Mariah Williams is blind, but the eclipse has been brought to life for her by a NASA-sponsored tactile graphic book co-authored by one of her professors. (WCIV)

CHARLESTON, S.C. (WCIV) - Unless the weather decides to not cooperate, Aug. 21's total solar eclipse promises to be a celestial delight. It's something millions of people are traveling to see, but for those who can't see at all, there are ways they can still the phenomenon.

“I think they’re really kind of amazing. I guess I never really thought about eclipses [before]," said Mariah Williams, a recent graduate of the College of Charleston.

Williams is blind, but the eclipse has been brought to life for her by a NASA-sponsored tactile graphic book co-authored by one of her professors.

It's a large book with three grooved pages. Each page has imprints of the sun, eclipse phases and the path of totality, among other things that help explain an eclipse to someone like Williams.

"Now suddenly it’s like, 'Wait, this is exactly what happens,'" Williams says. "I understand why it happens and how it happens.”

Professor Cassandra Runyon of the College of Charleston said it was her late father who inspired her to help create something like this.

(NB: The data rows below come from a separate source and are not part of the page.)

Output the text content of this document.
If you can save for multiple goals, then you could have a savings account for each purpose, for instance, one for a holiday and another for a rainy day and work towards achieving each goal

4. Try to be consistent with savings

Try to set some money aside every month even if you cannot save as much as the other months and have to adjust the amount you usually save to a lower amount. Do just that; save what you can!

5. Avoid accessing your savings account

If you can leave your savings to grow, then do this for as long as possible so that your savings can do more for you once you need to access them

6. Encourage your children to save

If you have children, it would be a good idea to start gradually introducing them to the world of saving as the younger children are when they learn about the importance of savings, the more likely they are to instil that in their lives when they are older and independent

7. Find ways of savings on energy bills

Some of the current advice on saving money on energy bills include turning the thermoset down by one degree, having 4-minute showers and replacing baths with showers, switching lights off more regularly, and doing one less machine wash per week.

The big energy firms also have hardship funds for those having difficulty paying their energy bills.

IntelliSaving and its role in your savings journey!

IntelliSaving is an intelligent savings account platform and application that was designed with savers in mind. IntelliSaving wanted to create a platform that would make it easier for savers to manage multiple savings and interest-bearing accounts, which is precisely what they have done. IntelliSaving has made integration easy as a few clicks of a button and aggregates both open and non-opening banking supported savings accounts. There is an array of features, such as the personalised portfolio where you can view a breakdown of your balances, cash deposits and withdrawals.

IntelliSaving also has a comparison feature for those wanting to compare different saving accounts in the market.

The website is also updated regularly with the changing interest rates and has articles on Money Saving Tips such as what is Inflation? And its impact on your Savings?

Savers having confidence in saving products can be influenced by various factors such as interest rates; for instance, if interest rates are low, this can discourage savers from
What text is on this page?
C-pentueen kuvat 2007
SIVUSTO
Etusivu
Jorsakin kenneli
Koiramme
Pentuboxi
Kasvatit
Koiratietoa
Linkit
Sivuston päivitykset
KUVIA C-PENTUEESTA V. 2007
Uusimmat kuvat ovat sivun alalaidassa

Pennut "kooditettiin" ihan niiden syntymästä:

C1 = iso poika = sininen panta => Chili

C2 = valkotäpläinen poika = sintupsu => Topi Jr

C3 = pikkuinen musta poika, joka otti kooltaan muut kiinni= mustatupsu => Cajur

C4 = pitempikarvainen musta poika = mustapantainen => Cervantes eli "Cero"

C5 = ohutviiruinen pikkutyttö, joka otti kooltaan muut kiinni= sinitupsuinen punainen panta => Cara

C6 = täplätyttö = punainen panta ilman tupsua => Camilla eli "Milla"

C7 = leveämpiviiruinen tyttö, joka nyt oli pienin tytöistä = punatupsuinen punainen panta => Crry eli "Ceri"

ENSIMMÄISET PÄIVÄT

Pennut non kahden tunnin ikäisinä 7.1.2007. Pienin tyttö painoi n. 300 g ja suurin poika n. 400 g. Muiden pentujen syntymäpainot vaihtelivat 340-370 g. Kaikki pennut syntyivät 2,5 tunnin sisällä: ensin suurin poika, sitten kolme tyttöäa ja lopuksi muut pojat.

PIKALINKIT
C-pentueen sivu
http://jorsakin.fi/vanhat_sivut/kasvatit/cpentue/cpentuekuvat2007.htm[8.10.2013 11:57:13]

“There’s over 50 million people in the U.S. who are blind or visually impaired, and many of them live within the path of totality," said Runyon. "We thought, 'Wow, we need to do something for this population,' and thus the three tactile graphics and the book were born about a year-and-a-half ago.”

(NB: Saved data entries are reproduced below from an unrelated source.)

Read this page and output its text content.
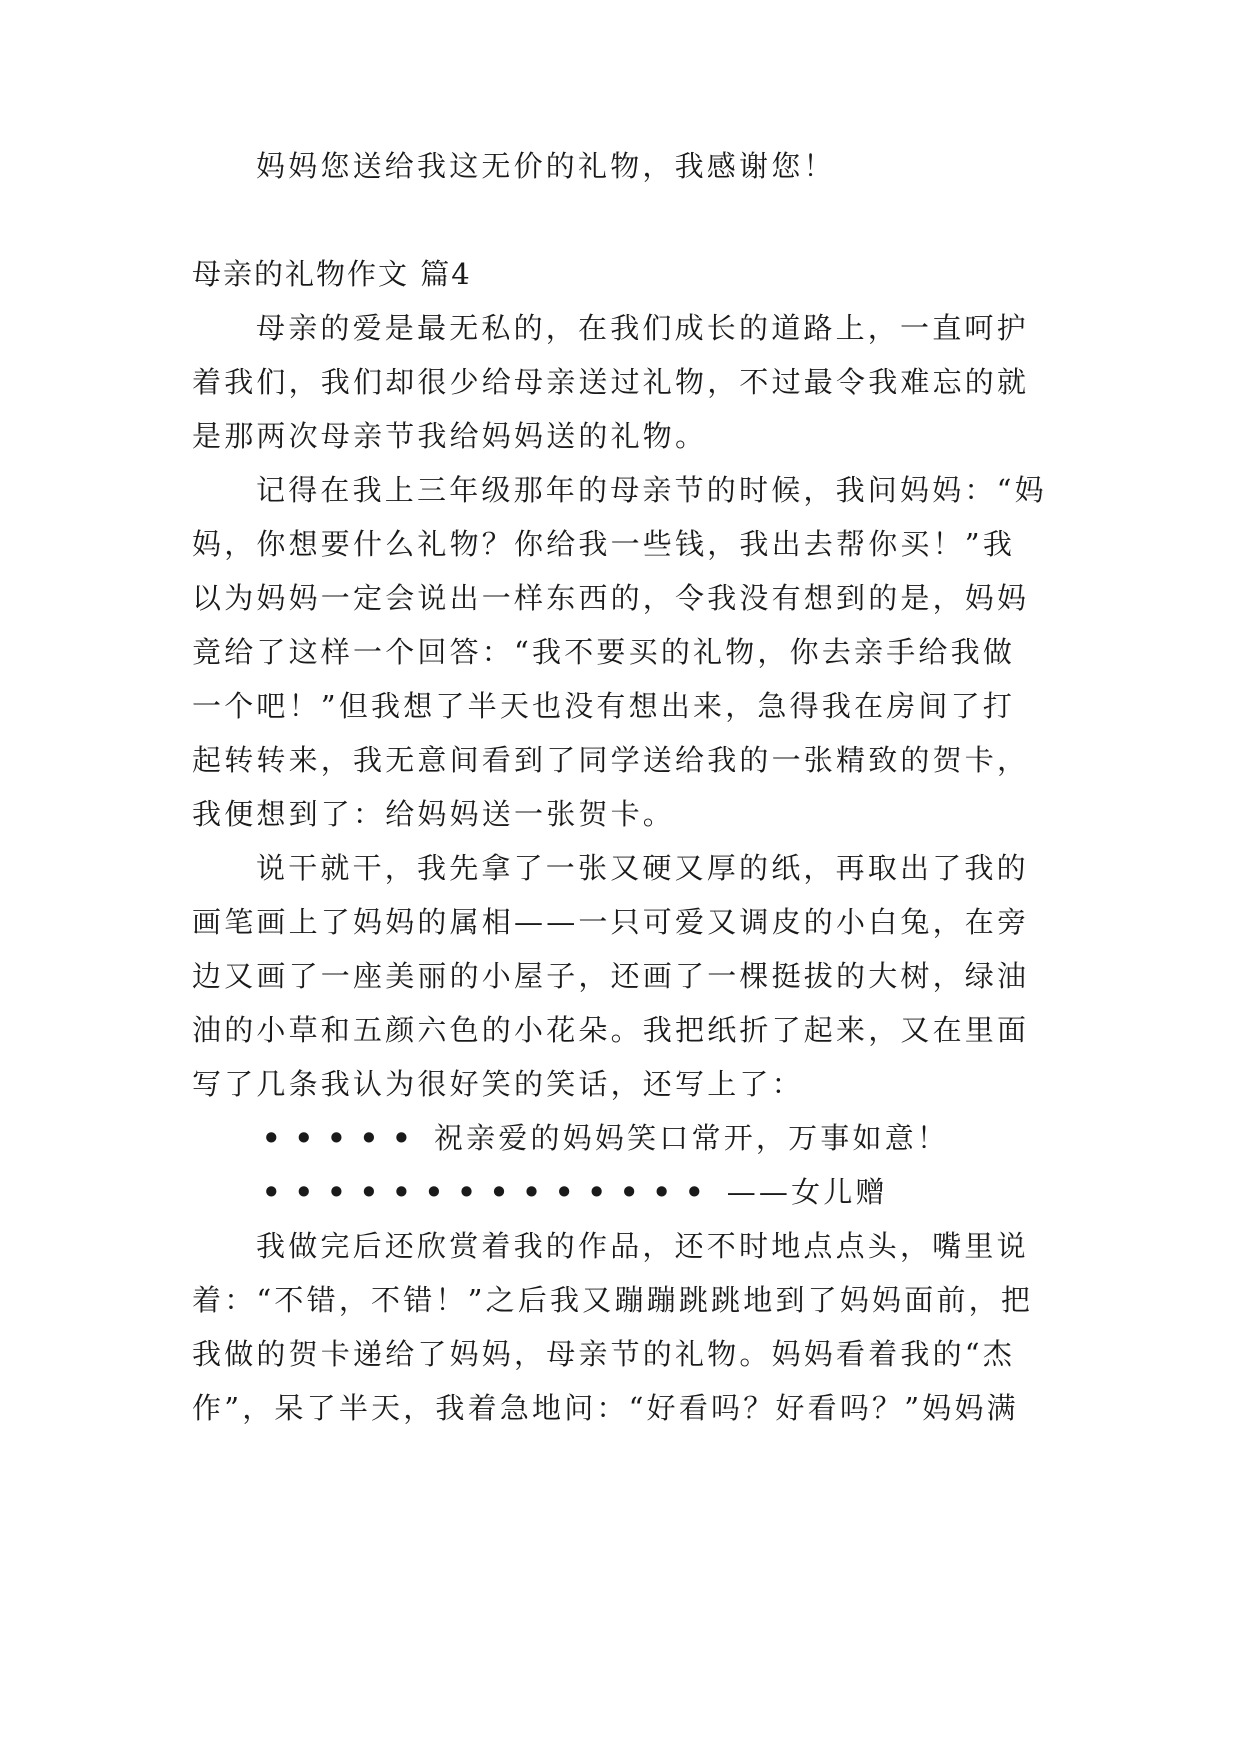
妈妈您送给我这无价的礼物，我感谢您！
母亲的礼物作文 篇4
母亲的爱是最无私的，在我们成长的道路上，一直呵护
着我们，我们却很少给母亲送过礼物，不过最令我难忘的就
是那两次母亲节我给妈妈送的礼物。
记得在我上三年级那年的母亲节的时候，我问妈妈：“妈
妈，你想要什么礼物？你给我一些钱，我出去帮你买！”我
以为妈妈一定会说出一样东西的，令我没有想到的是，妈妈
竟给了这样一个回答：“我不要买的礼物，你去亲手给我做
一个吧！”但我想了半天也没有想出来，急得我在房间了打
起转转来，我无意间看到了同学送给我的一张精致的贺卡，
我便想到了：给妈妈送一张贺卡。
说干就干，我先拿了一张又硬又厚的纸，再取出了我的
画笔画上了妈妈的属相——一只可爱又调皮的小白兔，在旁
边又画了一座美丽的小屋子，还画了一棵挺拔的大树，绿油
油的小草和五颜六色的小花朵。我把纸折了起来，又在里面
写了几条我认为很好笑的笑话，还写上了：
••••• 祝亲爱的妈妈笑口常开，万事如意！
•••••••••••••• ——女儿赠
我做完后还欣赏着我的作品，还不时地点点头，嘴里说
着：“不错，不错！”之后我又蹦蹦跳跳地到了妈妈面前，把
我做的贺卡递给了妈妈，母亲节的礼物。妈妈看着我的“杰
作”，呆了半天，我着急地问：“好看吗？好看吗？”妈妈满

Thanks to the tactile graphic book, Williams says she now understands eclipses better and hopes to really experience the eclipse using all of her senses.

“The common idea is that if you lose one sense your other senses will pick up and be stronger," Williams said. "Some of that is true, but it’s more you learn to use them in ways that you might not otherwise."

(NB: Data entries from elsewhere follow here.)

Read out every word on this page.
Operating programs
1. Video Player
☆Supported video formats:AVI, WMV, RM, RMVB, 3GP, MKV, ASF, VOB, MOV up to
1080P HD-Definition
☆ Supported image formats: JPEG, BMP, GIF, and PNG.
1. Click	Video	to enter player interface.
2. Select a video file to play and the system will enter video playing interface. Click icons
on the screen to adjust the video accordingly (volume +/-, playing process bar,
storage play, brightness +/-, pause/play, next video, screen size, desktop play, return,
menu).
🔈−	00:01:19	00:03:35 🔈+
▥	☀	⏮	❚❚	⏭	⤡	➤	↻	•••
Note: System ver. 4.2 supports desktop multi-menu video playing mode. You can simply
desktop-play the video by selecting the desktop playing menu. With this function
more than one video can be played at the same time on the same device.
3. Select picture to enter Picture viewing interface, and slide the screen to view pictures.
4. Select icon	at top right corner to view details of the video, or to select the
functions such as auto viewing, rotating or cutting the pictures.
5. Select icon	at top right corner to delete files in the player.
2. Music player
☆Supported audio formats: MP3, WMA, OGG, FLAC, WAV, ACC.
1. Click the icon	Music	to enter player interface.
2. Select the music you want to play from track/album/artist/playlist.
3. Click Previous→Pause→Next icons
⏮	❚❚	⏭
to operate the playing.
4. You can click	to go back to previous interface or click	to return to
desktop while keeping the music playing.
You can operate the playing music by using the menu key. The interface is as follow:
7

Williams said one of her professors taught her about other things that happen during an eclipse, to help her really enjoy and understand it.

"I’m hoping I’ll be able to feel the temperature difference, and I do have a little bit of light sensitivity, so I should be able to see the darkness," Williams said. "And then I’ve been told that sometimes animals will act a little bit differently, so roosters will crow or crickets will chirp or something like that."

One thing that Williams will be doing - experts say everyone should - is wearing her eclipse glasses when she tilts her head up toward the sun.

"I can still damage my eyes if I try to look at the sun without protection. So, I'll be wearing these the whole time," Williams said, pointing to her eclipse glasses.